Now, however, thanks to a discovery by a team of scientists from Texas Tech University’s Institute of Genomics for Crop Abiotic Stress Tolerance (IGCAST) in the Department of Plaint and Soil Science, and the Nanjing Agricultural University’s State Key Laboratory of crop Genetics and Germplasm Enhancement, that symbiotic role may go even further.
That research team, which included professor Guohua Xu, Prof. Aiqun Chen and Dr.
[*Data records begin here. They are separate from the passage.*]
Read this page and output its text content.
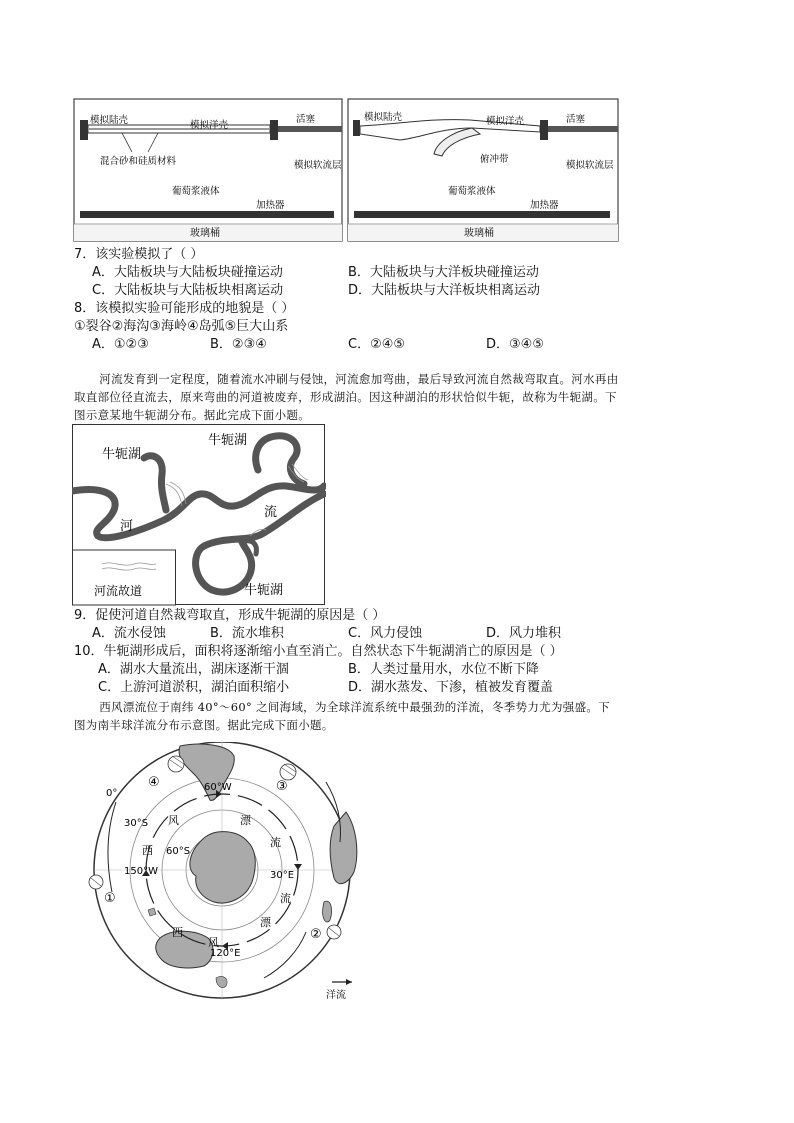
模拟陆壳	模拟洋壳
活塞
混合砂和硅质材料	模拟软流层
葡萄浆液体
加热器
玻璃桶
模拟陆壳	模拟洋壳	活塞
俯冲带
模拟软流层
葡萄浆液体
加热器
玻璃桶
7．该实验模拟了（ ）
A．大陆板块与大陆板块碰撞运动	B．大陆板块与大洋板块碰撞运动
C．大陆板块与大陆板块相离运动	D．大陆板块与大洋板块相离运动
8．该模拟实验可能形成的地貌是（ ）
①裂谷②海沟③海岭④岛弧⑤巨大山系
A．①②③	B．②③④	C．②④⑤	D．③④⑤
河流发育到一定程度，随着流水冲刷与侵蚀，河流愈加弯曲，最后导致河流自然裁弯取直。河水再由
取直部位径直流去，原来弯曲的河道被废弃，形成湖泊。因这种湖泊的形状恰似牛轭，故称为牛轭湖。下
图示意某地牛轭湖分布。据此完成下面小题。
河流故道
牛轭湖
牛轭湖
牛轭湖
河
流
9．促使河道自然裁弯取直，形成牛轭湖的原因是（ ）
A．流水侵蚀	B．流水堆积	C．风力侵蚀	D．风力堆积
10．牛轭湖形成后，面积将逐渐缩小直至消亡。自然状态下牛轭湖消亡的原因是（ ）
A．湖水大量流出，湖床逐渐干涸	B．人类过量用水，水位不断下降
C．上游河道淤积，湖泊面积缩小	D．湖水蒸发、下渗，植被发育覆盖
西风漂流位于南纬 40°～60° 之间海域，为全球洋流系统中最强劲的洋流，冬季势力尤为强盛。下
图为南半球洋流分布示意图。据此完成下面小题。
30°S
60°S
0°
60°W
150°W	30°E
120°E
西
风	漂
流
西
风
漂
流
①
②
③
④
洋流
Huimin Feng from Nanjing Agricultural University and, Luis Herrera-Estrella, the President’s Distinguished Professor of Plant Genomics and director of IGCAST, and assistant professor Damar López-Arredondo, discovered that AM fungi also acted as a supplier of nitrogen to the plant, the protein (NPF4.5) responsible for transporting nitrates from the fungi to the plant, and that this symbiotic nitrate pathway and the function of the protein are present in crops such as rice, and probably most other plant species.